Duke Henryk was cringing before the baron's onslaught. I was surprised to see Baron Wiktor standing up to the duke so forcefully, so masterfully. There was more to the man than I had suspected, and he wasn't through with the duke yet!
"You must have forgotten, for when the time came for us to do the work that God had ordained, you went and came up with a silly battle plan without even consulting with the man who headed your own order. You had a fine time writing and consulting with every king and duke in Christendom, but you had never a word for the man with the finest army in the world! The man whom God chose to do the job! So you sat and hid in Legnica while Conrad fought the war without you, and now you have the gall to sit in his castle as if the spoils of that war were yours to take!"
"There was sickness in our camp. The foreign troops were slow in arriving. We could not advance," the duke said weakly.
"The sickness could have been avoided had you heeded Conrad's book on camp sanitation. We had no sickness! And to hell with the foreign troops! We didn't need them!"
"Well, the foreign knights have now been sent to Hungary to aid our allies in accordance with my agreement with King Bela. More than half of my own men went with them as well."
"Good, your grace. We no longer need them. What remains to be seen is whether or not we need you any longer, either! "

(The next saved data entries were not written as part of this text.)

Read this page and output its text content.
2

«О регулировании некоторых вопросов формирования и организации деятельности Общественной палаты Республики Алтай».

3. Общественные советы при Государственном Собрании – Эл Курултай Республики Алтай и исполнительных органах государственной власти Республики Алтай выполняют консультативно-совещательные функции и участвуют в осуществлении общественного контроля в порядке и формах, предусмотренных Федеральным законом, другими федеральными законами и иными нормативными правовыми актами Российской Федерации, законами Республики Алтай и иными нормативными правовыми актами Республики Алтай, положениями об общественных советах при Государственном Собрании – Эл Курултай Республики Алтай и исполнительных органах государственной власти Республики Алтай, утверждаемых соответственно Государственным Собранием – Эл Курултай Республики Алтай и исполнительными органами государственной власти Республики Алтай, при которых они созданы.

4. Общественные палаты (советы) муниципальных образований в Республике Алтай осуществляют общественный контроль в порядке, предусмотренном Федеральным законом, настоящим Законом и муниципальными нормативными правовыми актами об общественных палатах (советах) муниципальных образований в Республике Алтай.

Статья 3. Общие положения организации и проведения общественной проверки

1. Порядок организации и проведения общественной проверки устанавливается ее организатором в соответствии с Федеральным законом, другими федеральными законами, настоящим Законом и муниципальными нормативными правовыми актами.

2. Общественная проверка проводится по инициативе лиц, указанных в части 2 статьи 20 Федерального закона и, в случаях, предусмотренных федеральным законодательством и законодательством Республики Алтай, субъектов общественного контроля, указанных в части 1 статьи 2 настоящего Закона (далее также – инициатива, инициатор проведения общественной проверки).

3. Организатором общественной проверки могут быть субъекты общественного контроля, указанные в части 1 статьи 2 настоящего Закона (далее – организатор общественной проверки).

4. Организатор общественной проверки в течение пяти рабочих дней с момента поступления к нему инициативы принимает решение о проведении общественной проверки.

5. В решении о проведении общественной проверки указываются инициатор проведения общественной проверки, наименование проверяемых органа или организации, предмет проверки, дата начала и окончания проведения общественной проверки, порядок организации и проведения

"You threaten me, Baron Wiktor?"
"No, your grace. I merely suggest that when you meet with my liege lord, Duke Conrad, you assume a properly grateful attitude. He, not you, saved the country, and he, not you, commands here. Remember that he now controls half of Poland, and he could take the other half by force at any time if he was minded to!"
"I… I will bear your words in mind, Baron Wiktor. If you'll excuse me, Duchess." And with that, Duke Henryk left the chamber, his back bent.
"Baron, you were magnificent," I said as soon as the door closed. I couldn't resist throwing my arms around him!
"I merely spoke the truth," Wiktor said as he disengaged himself and sat behind the desk. "Duke Conrad has made me his deputy here, and I would have failed him if I had let someone else usurp that power. Please be seated, my duchess. Our lord can't be too much longer with his confessor."